5. Dormance combinée — enveloppe dure plus frein chimique
Ici la dormance physique et la dormance physiologique se produisent ensemble : l'enveloppe doit d'abord être percée ET l'embryon doit ensuite recevoir son signal froid ou chaud. Certaines espèces de *Geranium*, *Rhus* et *Ceanothus* se comportent de cette manière. L'ordre du traitement importe — généralement scarifier d'abord pour que l'eau et le froid puissent ensuite atteindre et agir sur l'embryon pendant la stratification.
Comment identifier quel type vous avez
Vous aurez rarement un laboratoire, alors utilisez ces diagnostics pratiques, dans l'ordre :
- Consultez le genre. Quatre-vingt-dix pour cent du travail c'est connaître la famille. Fabaceae, Malvaceae, Convolvulaceae et Cannaceae signifient presque toujours une dormance physique. Les arbres tempérés et les vivaces des climats froids signifient généralement une dormance physiologique (à froid).
- Faites un test d'absorption d'eau. Pesez (ou observez simplement) quelques graines, trempez-les pendant 24 heures, et vérifiez si elles gonflent. Si elles restent dures et sèches à l'intérieur, vous avez une dormance physique. Si elles absorbent l'eau et gonflent mais refusent toujours de germer, le blocage est physiologique ou morphologique.
- Ouvrez une graine en tranche sous grossissement. Un embryon de taille normale remplissant la graine pointe vers une dormance physiologique. Un petit embryon dans un grand endosperme pointe vers une dormance morphologique.
- Considérez le climat d'origine. Une graine d'un habitat à hiver froid veut presque certainement une stratification froide ; une graine d'un climat méditerranéen ou désertique peut vouloir la chaleur, la fumée ou un traitement de l'enveloppe dure.
- Exécutez un petit contrôle. Semez quelques graines non traitées au chaud et à l'humidité comme référence. Si une partie germe facilement, la dormance peut être superficielle ou absente pour votre lot de graines particulier.

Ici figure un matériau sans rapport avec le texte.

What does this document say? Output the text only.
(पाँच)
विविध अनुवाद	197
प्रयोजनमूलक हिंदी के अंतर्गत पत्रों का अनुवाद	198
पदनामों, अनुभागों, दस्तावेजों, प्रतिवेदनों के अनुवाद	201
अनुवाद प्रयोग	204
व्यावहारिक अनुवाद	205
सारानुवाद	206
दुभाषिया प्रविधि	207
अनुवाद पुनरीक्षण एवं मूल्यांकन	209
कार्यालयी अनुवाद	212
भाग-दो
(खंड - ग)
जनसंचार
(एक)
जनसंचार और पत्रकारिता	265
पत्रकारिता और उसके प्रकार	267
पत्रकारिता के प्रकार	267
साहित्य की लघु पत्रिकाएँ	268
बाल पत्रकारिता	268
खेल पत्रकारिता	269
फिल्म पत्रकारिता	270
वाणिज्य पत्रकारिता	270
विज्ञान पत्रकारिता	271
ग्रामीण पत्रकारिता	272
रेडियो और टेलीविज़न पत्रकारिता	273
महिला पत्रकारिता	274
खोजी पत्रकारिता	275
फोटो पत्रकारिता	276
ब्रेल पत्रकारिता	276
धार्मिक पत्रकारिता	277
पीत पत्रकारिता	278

Une note sur la profondeur et la fraîcheur
La dormance n'est pas toujours fixe en intensité. De nombreuses graines ont une *dormance profonde* quand elles sont fraîchement dispersées et la perdent graduellement pendant le stockage sec — un processus appelé post-maturation. C'est pourquoi certaines graines notoirement difficiles germent bien plus facilement après un an dans une enveloppe en papier dans un tiroir frais, tandis que d'autres (de nombreux arbres, la plupart des fleurs sauvages tempérées) sont meilleures à semer fraîches parce que leur viabilité chute fortement avec le stockage. Notez toujours la date de récolte, et quand vous le pouvez, apprenez si votre espèce préfère être semée fraîche ou vieillie.
La nature ne se dépêche pas, pourtant tout est accompli. Une graine tient son propre calendrier ; la tâche du producteur est simplement d'apprendre à le lire.— Un proverbe de jardinage
Où allons-nous à partir d'ici
Vous avez maintenant la carte conceptuelle pour le module entier. Dans les chapitres qui suivent nous prendrons chaque type à son tour et couvrirons les techniques exactes : les méthodes de scarification et les trempages à l'eau chaude pour la dormance physique ; les protocoles de stratification froide et chaude humide, avec les vrais délais et les médiums, pour la dormance physiologique ; l'incubation chaude basée sur la patience pour les cas morphologiques ; les traitements séquencés pour les espèces morphophysiologiques ; et les signaux spécialisés comme la fumée, l'acide gibbérellique et le lessivage. Au fur et à mesure que vous les travaillez, gardez un œil sur une question avant de toucher à une seule graine : *quel signal cette graine attend-elle ?* Répondez honnêtement à cela, et tout le reste de la germination devient une question de technique plutôt que de chance.